A mentira faz parte da natureza humana, sem ela seria impossível viver em sociedade, mas quando se torna um hábito sistemático assume contornos de patologia. Só que ao contrário das outras doenças, esta não causa sofrimento ao próprio, mas aos outros.
Assim vê a mentira o psiquiatra Américo Baptista, segundo o qual "mentir todos mentimos".
"Até há uma estatística que diz que em dois minutos de conversação, há três mentiras", refere o especialista, contactado pela Lusa a propósito do Dia das Mentiras, que se assinala na quinta feira.
A mentira facilita a vida, desde logo para evitar explicações penosas sobre o dia a dia. À mais elementar pergunta de cortesia "como passou o dia?", quase todos respondem "bem obrigada", eliminando automaticamente as discussões conjugais, os problemas com os filhos, os patrões, o trânsito.
"Isto tornava as coisas insuportáveis.

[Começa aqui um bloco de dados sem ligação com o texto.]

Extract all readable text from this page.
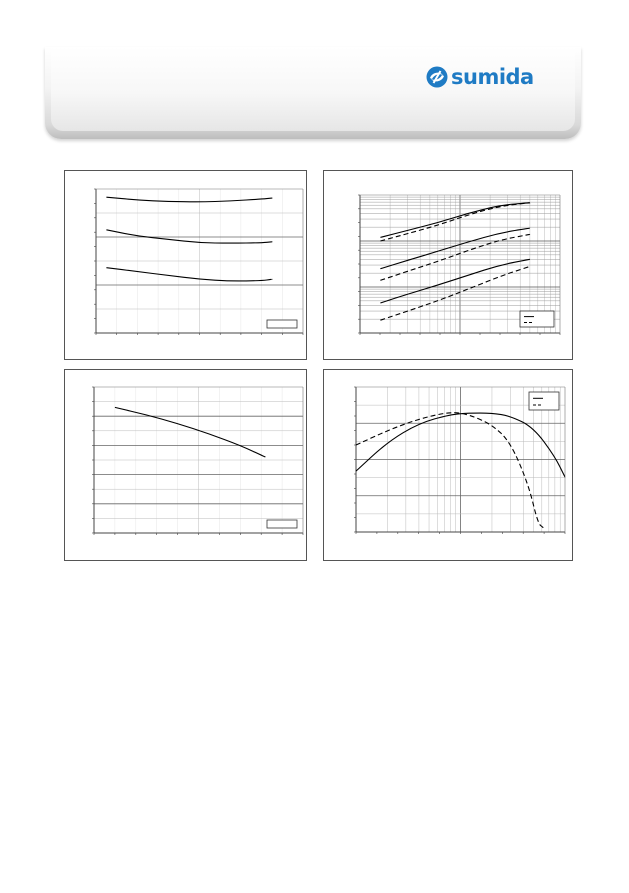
sumida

Há um filme que mostra como mentir é a nossa cola social, é a maneira de preservarmos os nossos relacionamentos", sustenta o médico, defendendo que mentir é humano e universal.
"Existe em todas as culturas, resolve-nos muitos problemas. Às vezes temos dificuldades e resolvemos estes problemas da maneira mais simples que é torneando a verdade", observa.
O problema é quando a fórmula se aplica reiteradamente e começa a ter sucesso, passando de desculpa inocente a estratégia de vida.
Aqui entramos no campo dos mentirosos compulsivos, em que se encontram os estudantes que inventam doenças para o pai ou mãe e que pedem aos colegas para lhes fazerem os trabalhos. O mesmo se vai passando nos locais de trabalho, onde há sempre funcionários com muitos "problemas", deixando as tarefas para os outros, exemplifica.
Mentir faz parte da vida. "É tão importante mentir que até inventámos um dia das mentiras", sorri.
"Mentimos porque é uma estratégia simples de resolver problemas. O que é complicado a propósito da mentira é que nós próprios temos prazer e celebramos os grandes mentirosos", diz Américo Baptista, recordando os filmes realizados com base em histórias de "grandes vigaristas".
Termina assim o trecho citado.